Concrètement, Anthropic a déposé en confidentiel son dossier S-1 auprès de la SEC, le document obligatoire avant une entrée en Bourse, où une société expose ses comptes, ses risques et sa stratégie. Les chiffres donnent le vertige : une valorisation de 965 milliards de dollars, atteinte lors d’une levée de fonds bouclée quelques jours plus tôt, et un revenu annualisé passé à 47 milliards, contre 10 milliards un an auparavant.

Ce bond a une cible implicite : OpenAI, valorisée 852 milliards de dollars fin mars. En passant devant son rival le plus médiatique, Anthropic envoie un signal au secteur tout entier : la course à l’IA générative n’est plus seulement une affaire de modèles, c’est devenu une bataille de capitaux à des montants jamais vus pour des entreprises aussi jeunes.
Prudence, toutefois, sur le calendrier. Un dépôt confidentiel n’est pas une cotation : le nombre d’actions et leur prix ne sont pas fixés, et l’opération dépendra des conditions de marché. Anthropic vise une mise sur le marché possible dès octobre 2026, sans garantie.
Pourquoi « confidentiel » ? Le dépôt à huis clos permet de lancer la revue de la SEC sans dévoiler tout de suite ses comptes au grand public ni aux concurrents. C’est devenu la norme des grandes entreprises tech avant une IPO : on prépare le terrain en coulisses, puis on rend le dossier public quelques semaines avant la cotation, une fois le marché jugé prêt. D’ici là, Anthropic continue d’aligner les annonces produit, à l’image de son modèle Claude Opus, et de truster le haut des classements de modèles d’IA.

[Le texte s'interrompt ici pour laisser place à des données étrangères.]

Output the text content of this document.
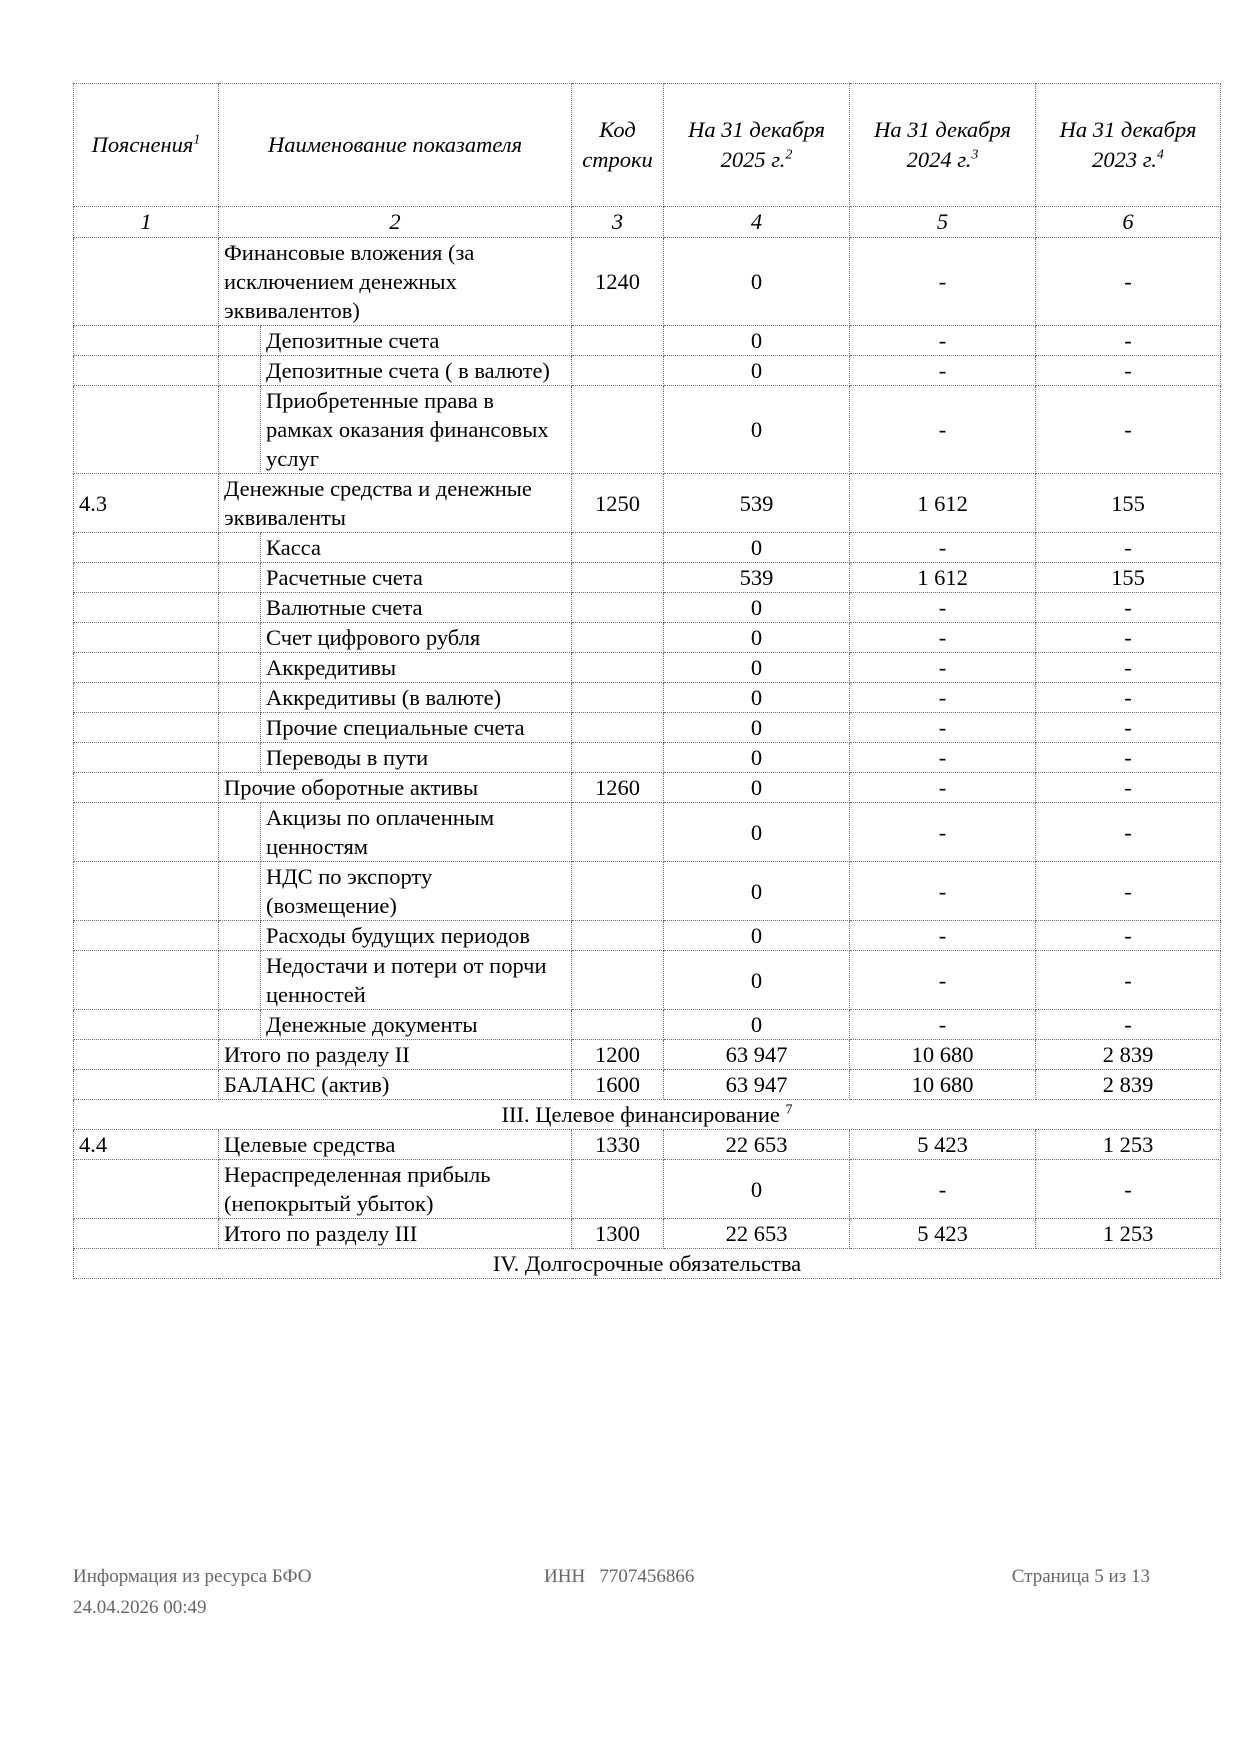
Пояснения$^1$	Наименование показателя		Код строки	На 31 декабря 2025 г.$^2$	На 31 декабря 2024 г.$^3$	На 31 декабря 2023 г.$^4$
1	2		3	4	5	6
	Финансовые вложения (за исключением денежных эквивалентов)		1240	0	-	-
		Депозитные счета		0	-	-
		Депозитные счета ( в валюте)		0	-	-
		Приобретенные права в рамках оказания финансовых услуг		0	-	-
4.3	Денежные средства и денежные эквиваленты		1250	539	1 612	155
		Касса		0	-	-
		Расчетные счета		539	1 612	155
		Валютные счета		0	-	-
		Счет цифрового рубля		0	-	-
		Аккредитивы		0	-	-
		Аккредитивы (в валюте)		0	-	-
		Прочие специальные счета		0	-	-
		Переводы в пути		0	-	-
	Прочие оборотные активы		1260	0	-	-
		Акцизы по оплаченным ценностям		0	-	-
		НДС по экспорту (возмещение)		0	-	-
		Расходы будущих периодов		0	-	-
		Недостачи и потери от порчи ценностей		0	-	-
		Денежные документы		0	-	-
	Итого по разделу II		1200	63 947	10 680	2 839
	БАЛАНС (актив)		1600	63 947	10 680	2 839
III. Целевое финансирование $^7$
4.4	Целевые средства		1330	22 653	5 423	1 253
	Нераспределенная прибыль (непокрытый убыток)			0	-	-
	Итого по разделу III		1300	22 653	5 423	1 253
IV. Долгосрочные обязательства						
Информация из ресурса БФО
24.04.2026 00:49
ИНН 7707456866	Страница 5 из 13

Reste une question que le S-1 ne tranche pas : une entreprise qui brûle encore énormément de cash pour entraîner ses modèles peut-elle convaincre des investisseurs classiques, habitués aux profits ? L’IA générative a prouvé sa puissance technique ; elle doit maintenant démontrer sa solidité financière. L’IPO d’Anthropic sera l’un des grands tests de cette promesse.
En bref
Qu’a fait Anthropic le 1er juin 2026 ?
Elle a déposé en confidentiel son dossier d’entrée en Bourse (S-1) auprès de la SEC américaine.
Quelle valorisation ?
965 milliards de dollars, atteinte lors d’une levée récente, devant OpenAI (852 milliards fin mars), avec un revenu annualisé de 47 milliards.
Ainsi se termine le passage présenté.